Income at Royal Ballet and Opera rises by nearly a third to over £170m

05 Jun 2024 News

Royal Ballet and Opera logo

Royal Ballet and Opera

Income at the Royal Ballet and Opera, formerly known as the Royal Opera House, increased by nearly a third last year, according to recently published financial statements.

Accounts for the year ending 27 August 2023 show that the charity recorded a total income of £170.7m last year compared with £128.9m in 2021-22.

Box office receipts, which accounted for 31% of its total income, also increased by almost a third, from £39.6m to £52.6m. 

Meanwhile, total expenditure grew by 16% to £154.8m (2021-22: £133.1m).

Increase in nearly all income sources 

The Royal Ballet and Opera said in its accounts that 2022-23 marked its second full season since Covid-19 and the first season to avoid pandemic-related cancellations since March 2020.

Nearly all its income sources increased last year (fundraising and sponsorship income fell from £39m to £37.6m), with commercial and other income rising to £46m compared with £24.4m in 2021-22.

At 96%, box office occupancy returned to pre-Covid-19 levels, with the Royal Ballet and Opera achieving 83% financial capacity and 59% of all bookers being new to the charity.

The charity diversified audiences by maintaining 30% of tickets for its main stage priced at under £50 (25% under £35) and a scheme for people aged 16-25, with 70,000 tickets sold to these members across the season, among other things.

It also benefitted from the extension of the higher rates of the government’s theatre tax relief, which provided “vital support to our post-pandemic recovery”. This amounted to £20.6m in 2022-23 compared with £6.77m the previous year. 

A challenging period

The charity said it has suffered from the impact of prolonged higher rates of inflation, a three-time increase in utility costs and upward pressure on salaries, “all of which had significant implications for a business that runs on tight margins”. 

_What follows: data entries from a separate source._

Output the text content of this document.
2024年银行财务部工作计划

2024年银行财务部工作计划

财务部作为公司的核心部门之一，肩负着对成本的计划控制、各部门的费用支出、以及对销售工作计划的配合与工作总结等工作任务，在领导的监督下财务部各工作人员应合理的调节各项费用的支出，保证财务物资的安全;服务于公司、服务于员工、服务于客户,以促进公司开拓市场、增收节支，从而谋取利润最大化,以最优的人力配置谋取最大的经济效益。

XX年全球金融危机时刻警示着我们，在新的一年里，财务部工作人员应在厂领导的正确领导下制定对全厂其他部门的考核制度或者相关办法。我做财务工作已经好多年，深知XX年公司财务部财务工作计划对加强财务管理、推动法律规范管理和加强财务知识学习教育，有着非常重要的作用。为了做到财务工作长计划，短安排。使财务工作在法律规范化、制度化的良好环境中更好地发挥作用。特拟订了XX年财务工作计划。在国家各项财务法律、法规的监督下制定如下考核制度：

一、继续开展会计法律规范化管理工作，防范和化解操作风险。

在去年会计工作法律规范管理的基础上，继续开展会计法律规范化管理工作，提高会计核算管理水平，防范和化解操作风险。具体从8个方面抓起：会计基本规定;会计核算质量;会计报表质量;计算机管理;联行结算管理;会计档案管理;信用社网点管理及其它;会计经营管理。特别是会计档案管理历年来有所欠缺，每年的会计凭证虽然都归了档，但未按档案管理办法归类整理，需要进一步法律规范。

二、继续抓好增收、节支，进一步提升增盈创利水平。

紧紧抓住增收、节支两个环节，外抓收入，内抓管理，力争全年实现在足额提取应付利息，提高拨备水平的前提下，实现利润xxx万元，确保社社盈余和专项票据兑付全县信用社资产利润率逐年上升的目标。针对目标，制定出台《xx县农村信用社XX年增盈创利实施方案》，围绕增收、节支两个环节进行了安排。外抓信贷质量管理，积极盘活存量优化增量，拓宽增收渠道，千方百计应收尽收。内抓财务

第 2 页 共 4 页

It cited other challenges including a 20% real-term cut to public subsidy, changes to audience and consumer behaviour and the need for significant capital investment in its “ageing backstage infrastructure”, last upgraded in the late 1990s. 

The accounts show that the Royal Ballet and Opera received a grant from Arts Council England (ACE) of £23.6m last year (2021-22: £24.5m), representing 15% of total unrestricted income.

The charity estimated that it will need to invest at least £50m “over the next three years just to keep the building open and operations, part of the £200m required over the next decade”. 

“ACE scored us high on risk in our national portfolio organisation application for this reason,” it said. 

Wages and salaries rose to £49.2m last year compared with £41.9m in 2021-22 while the number of staff employed on a full-time basis increased from 978 to 1,055 over the same period. 

The average salary cost per full-time equivalent employee, excluding termination costs, rose by 9% to £46,614. 

The increase was driven by an annual pay award of 4%, further pay increases from the London Living Wage and an additional non-consolidated lump-sum payment to staff. 

‘Significant achievement to negotiate these challenges’

Writing in the introduction to the accounts, Royal Ballet and Opera chair Lloyd Dorfman said: “Whilst the catastrophic closure of the house in the face of the pandemic was put behind us in the 2022-23 season, the repercussions of that period were still being felt and were exacerbated by broader economic and other challenges. 

“The costs of running our theatres have surged in the wake of the cost-of-living crisis that has impacted our entire industry as it has the whole economy. 

“This has come alongside a significant real-term curt to our ACE grant and the ever-more pressing need for capital investment in our ageing back-of-house infrastructure.

“It was a significant achievement to negotiate these challenges in the short term and the determination, resilience and creativity demonstrated by this institution will stand us in good stead as we work to secure longer-term stability.”